Chowdhury, M. H.; Islam, F.; Khan, A. A.; Siddique, M. A.; Hasan, N. B.; Samrat, M. I.; Tanisha, M. H.; Tasnim, J.; Mahjabin, S.; Islam, M. N.; Haque, M. A.

2026-05-21 cancer biology
10.64898/2026.05.18.726100 bioRxiv
Show abstract

BackgroundThe MDM2-p53 signaling pathway plays a central role in tumor suppression, and genetic variants that disrupt this pathway may influence breast cancer (BC) susceptibility. However, data from South Asian populations, particularly Bangladesh, remain limited. MethodsA case-control study was conducted in Bangladeshi women, including BC patients and healthy controls (HCs). Genotyping of MDM2 polymorphisms was performed using PCR-based methods. Circulating MDM2 and p53 protein levels were measured using enzyme-linked immunosorbent assays (ELISA). Associations between genotype, protein levels, BC status, and clinicopathological features were evaluated using appropriate statistical models.
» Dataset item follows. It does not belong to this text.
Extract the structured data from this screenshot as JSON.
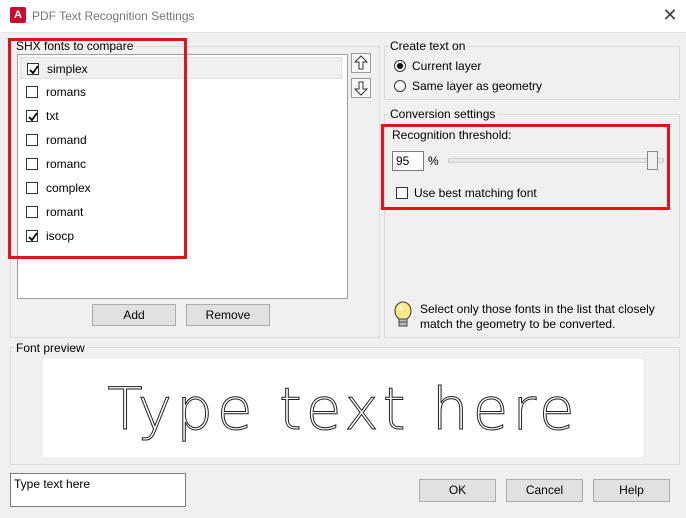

ResultsA strong and genotype-specific association was observed for MDM2 rs2279744. Women carrying the heterozygous TG genotype had a markedly increased risk of BC across additive, dominant, and over-dominant models, whereas the GG genotype showed a protective effect under the recessive model. In contrast, rs937282 did not show a significant association with BC risk. Circulating MDM2 levels were significantly elevated in patients compared with controls and varied by rs2279744 genotype, while circulating p53 levels showed an opposite trend. A strong inverse correlation was observed between serum MDM2 and p53 levels, supporting dysregulation of the MDM2-p53 feedback loop. Elevated MDM2 levels were also noted in HER2-positive and triple-positive BC subtypes. ConclusionTogether, these findings indicate that the MDM2 rs2279744 polymorphism contributes to BC susceptibility in a genotype-specific manner, likely through disruption of the MDM2-p53 regulatory balance. However, the absence of functional validation limits direct causal inference.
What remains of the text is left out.